Merhaba aşkkuşlarım, bir Emma bölümüyle karşınızdayım.
Keyifli okumalar ❤️
***
Genç kız uzun süre uzaktan eczaneyi izledi. Aklı gidip hemen ihtiyacı olanı almasını söylerken ayakları bir türlü onu ileri taşımıyordu. Mecburdu, gitmek zorundaydı. Derin bir nefes alıp caddeden geçen arabalara dikkat ederek ağır ağır eczaneye doğru ilerlemeye başladı. Eczanenin kapısından içeri girince direk ilk gördüğü kadının yanına gitti.
Kadın gülümseyerek "Buyurun ne istemiştiniz?" diye sorunda kısa bir süre cevap vermeden baktı. Bunu nasıl söyleyebilirdi bilmiyordu. Çok utanıyordu ve de olacaklardan çok korkuyordu.
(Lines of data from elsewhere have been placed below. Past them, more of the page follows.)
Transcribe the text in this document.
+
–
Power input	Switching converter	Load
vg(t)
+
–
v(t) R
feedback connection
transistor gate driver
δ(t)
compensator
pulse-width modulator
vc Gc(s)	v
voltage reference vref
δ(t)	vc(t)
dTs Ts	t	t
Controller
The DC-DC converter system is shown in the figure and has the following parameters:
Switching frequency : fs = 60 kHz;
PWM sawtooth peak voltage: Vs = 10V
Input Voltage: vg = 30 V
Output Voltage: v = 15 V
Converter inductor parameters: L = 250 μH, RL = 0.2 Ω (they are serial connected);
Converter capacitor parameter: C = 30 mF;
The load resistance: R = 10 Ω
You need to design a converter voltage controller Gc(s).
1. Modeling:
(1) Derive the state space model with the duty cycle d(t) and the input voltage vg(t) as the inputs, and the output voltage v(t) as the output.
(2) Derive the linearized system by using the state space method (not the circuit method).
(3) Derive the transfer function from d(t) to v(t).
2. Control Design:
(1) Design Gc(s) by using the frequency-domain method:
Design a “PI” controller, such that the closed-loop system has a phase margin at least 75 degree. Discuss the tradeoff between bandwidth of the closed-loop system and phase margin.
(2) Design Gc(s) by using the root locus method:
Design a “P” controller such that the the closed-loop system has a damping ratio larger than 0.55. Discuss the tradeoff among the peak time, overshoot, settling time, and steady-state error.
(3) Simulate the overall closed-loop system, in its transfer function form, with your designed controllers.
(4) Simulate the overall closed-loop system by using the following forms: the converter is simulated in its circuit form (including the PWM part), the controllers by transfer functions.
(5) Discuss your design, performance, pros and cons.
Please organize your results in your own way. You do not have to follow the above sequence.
Ya tahmin ettiği gibiyse, o zaman ne yapacaktı?"
Kadın sözlerini yineleyerek "Hanımefendi?" deyince aniden "Ben bir gebelik testi istiyorum" dedi. Sonunda söylemişti. Acaba kadın anlamış mıydı? Evlenmeden bir adamla birlikte olduğu belli oluyor muydu? Tabi ki belli oluyordu, parmağında yüzük yoktu ki! Keşke bir yüzüm bulup parmağıma geçirseydim diye hayıflandı içinden.
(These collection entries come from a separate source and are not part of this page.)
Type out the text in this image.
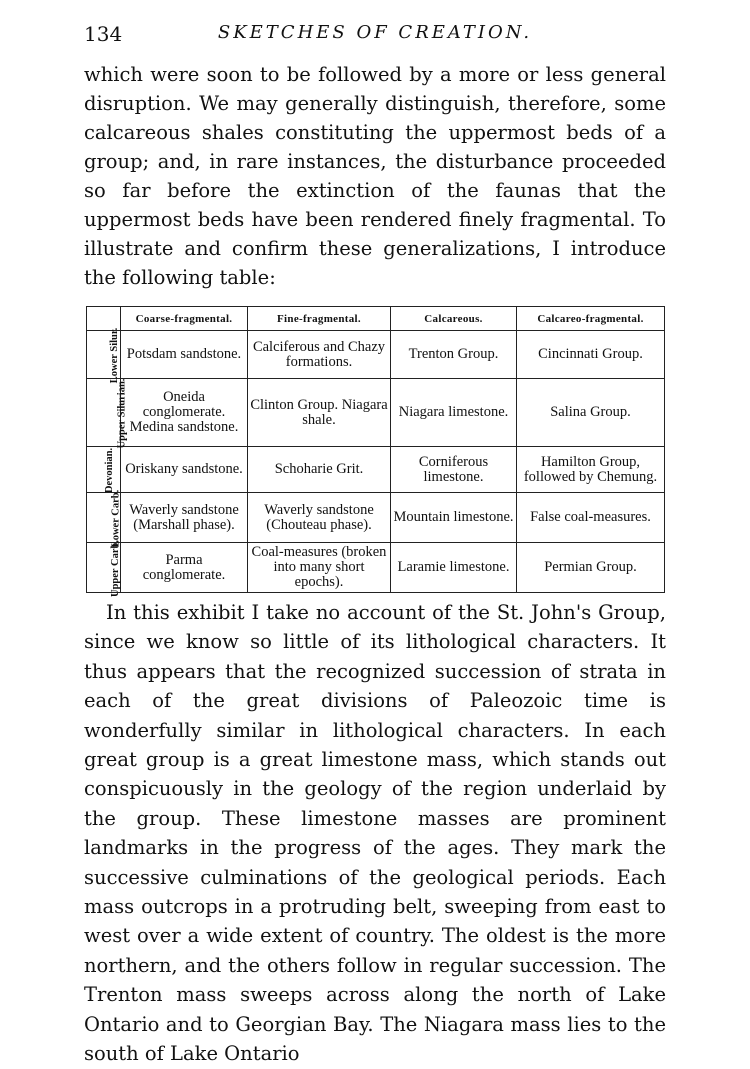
134	SKETCHES OF CREATION.

which were soon to be followed by a more or less general disruption. We may generally distinguish, therefore, some calcareous shales constituting the uppermost beds of a group; and, in rare instances, the disturbance proceeded so far before the extinction of the faunas that the uppermost beds have been rendered finely fragmental. To illustrate and confirm these generalizations, I introduce the following table:

	Coarse-fragmental.	Fine-fragmental.	Calcareous.	Calcareo-fragmental.
Lower Silur.	Potsdam sandstone.	Calciferous and Chazy formations.	Trenton Group.	Cincinnati Group.
Upper Silurian.	Oneida conglomerate. Medina sandstone.	Clinton Group. Niagara shale.	Niagara limestone.	Salina Group.
Devonian.	Oriskany sandstone.	Schoharie Grit.	Corniferous limestone.	Hamilton Group, followed by Chemung.
Lower Carb.	Waverly sandstone (Marshall phase).	Waverly sandstone (Chouteau phase).	Mountain limestone.	False coal-measures.
Upper Carb.	Parma conglomerate.	Coal-measures (broken into many short epochs).	Laramie limestone.	Permian Group.

In this exhibit I take no account of the St. John's Group, since we know so little of its lithological characters. It thus appears that the recognized succession of strata in each of the great divisions of Paleozoic time is wonderfully similar in lithological characters. In each great group is a great limestone mass, which stands out conspicuously in the geology of the region underlaid by the group. These limestone masses are prominent landmarks in the progress of the ages. They mark the successive culminations of the geological periods. Each mass outcrops in a protruding belt, sweeping from east to west over a wide extent of country. The oldest is the more northern, and the others follow in regular succession. The Trenton mass sweeps across along the north of Lake Ontario and to Georgian Bay. The Niagara mass lies to the south of Lake Ontario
Kadın gülümseyerek "Tabi, hemen veriyorum" dedikten sonra arkasındaki raflara eğilip aramaya başladı. Çok geçmeden elinde bir kutuyla gelmişti.
"Ben üç tane alabilir miyim?" diye sordu kadına. Bir tane ile emin olamazdı. Filmlerde görmüştü, bazen yanlış sonuç verebiliyordu bu testler.
Kadın anlayışla başını salladıktan sonra arkasına dönüp iki kutu daha getirdi.
Hepsini bir kutuya koyarkan Emma'ya "İlk hamileliğiniz mi?" diye sordu.
Genç kız bir an ne diyeceğini bilemedi. Kızardı. Kadının evlilik dışı bir ilişki yaşayıp, şimdi de gayrimeşru bir çocuğa hamile olabileceğini anlaması ihtimali yüzde kaç diye düşündü. İçinden anlamamasını ümit ederek "Evet" diye mırıldandı.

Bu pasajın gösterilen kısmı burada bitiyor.